Stuart Longland redhatter at gentoo.org
Wed Sep 7 07:39:11 WST 2011


On 09/07/11 09:21, Smith, JDave wrote:
> Thanks for the info Stuart
> 
> I must admit I did not think to take off our standard disclaimer before sending out this message as an email to the mail distributer. I think I have learnt my lesson - thanks...
> 
> As I said, I went looking in common_channel.c and spotted
> 
>     678 /* Shared for data and stderr data - when we receive data, put it in a buffer
>     679  * for writing to the local file descriptor */
>     680 void common_recv_msg_channel_data(struct Channel *channel, int fd,
>     681 		circbuffer * cbuf) {
>      :
>     701 	datalen = buf_getint(ses.payload);
>     702 	TRACE(("length %d", datalen))
>     703 
>     704 	maxdata = cbuf_getavail(cbuf);
>     705 
>     706 	/* Whilst the spec says we "MAY ignore data past the end" this could
>     707 	 * lead to corrupted file transfers etc (chunks missed etc). It's better to
>     708 	 * just die horribly */
>     709 	if (datalen > maxdata) {
>     710 		dropbear_exit("Oversized packet");
>     711 	}
> 
> As I said, I am not a coding expert and I really want to be proved wrong. So is the above not applicable to my concern?

One can only hope dropbear_exit is to terminate the connection and not
the daemon.  I haven't spotted where common_channel.c is lurking in CVS.

Is it too difficult to move up to the latest release?  Perhaps the
"problem" was fixed there, as I don't see it in CVS?

> PS. Do you really still use tape for backups, my head is in the clouds ;-)
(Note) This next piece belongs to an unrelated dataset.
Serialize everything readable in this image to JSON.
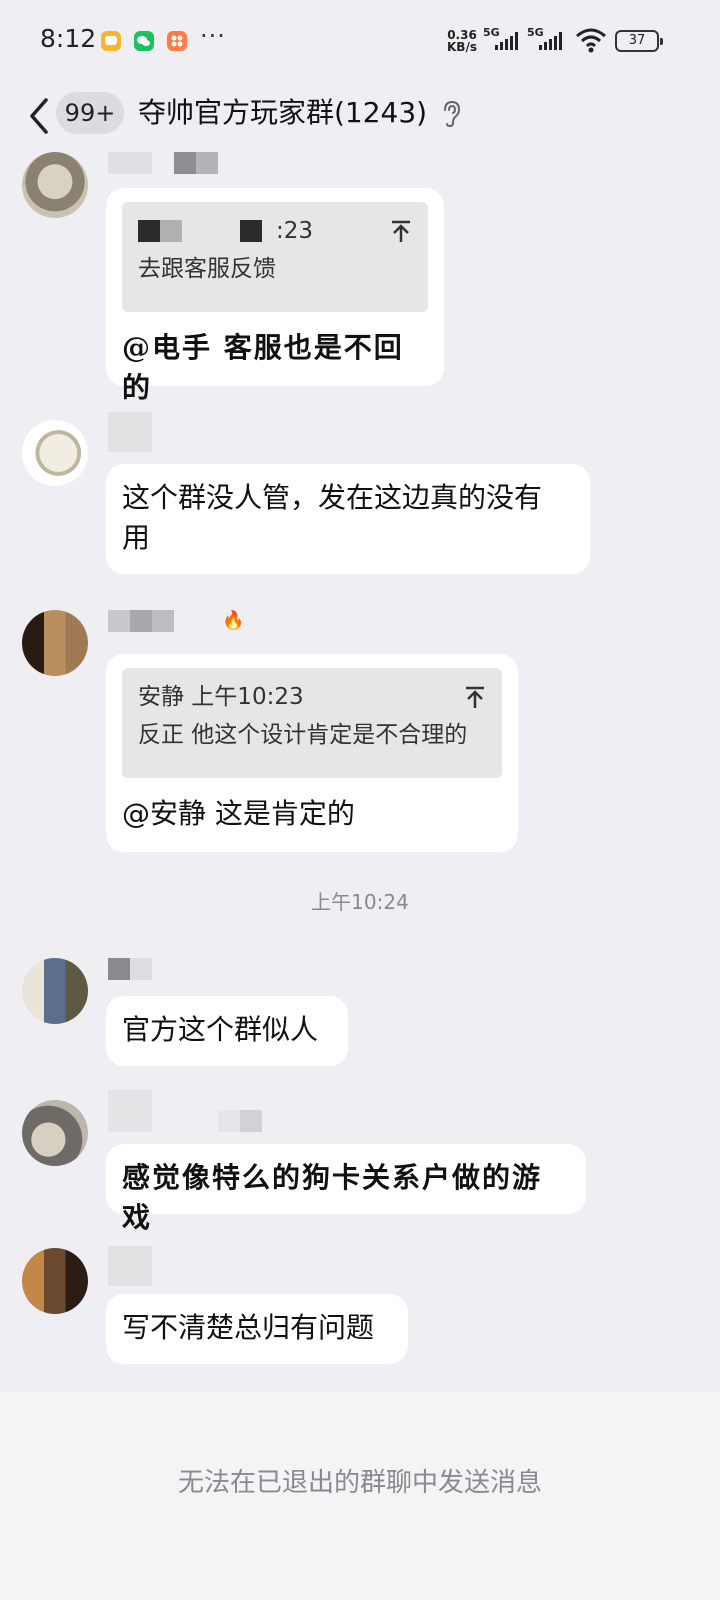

You betcha… tapes for data storage and vinyl for audio. :-)

Regards,
-- 
Stuart Longland (aka Redhatter, VK4MSL)      .'''.
Gentoo Linux/MIPS Cobalt and Docs Developer  '.'` :
. . . . . . . . . . . . . . . . . . . . . .   .'.'
http://dev.gentoo.org/~redhatter             :.'

I haven't lost my mind...
  ...it's backed up on a tape somewhere.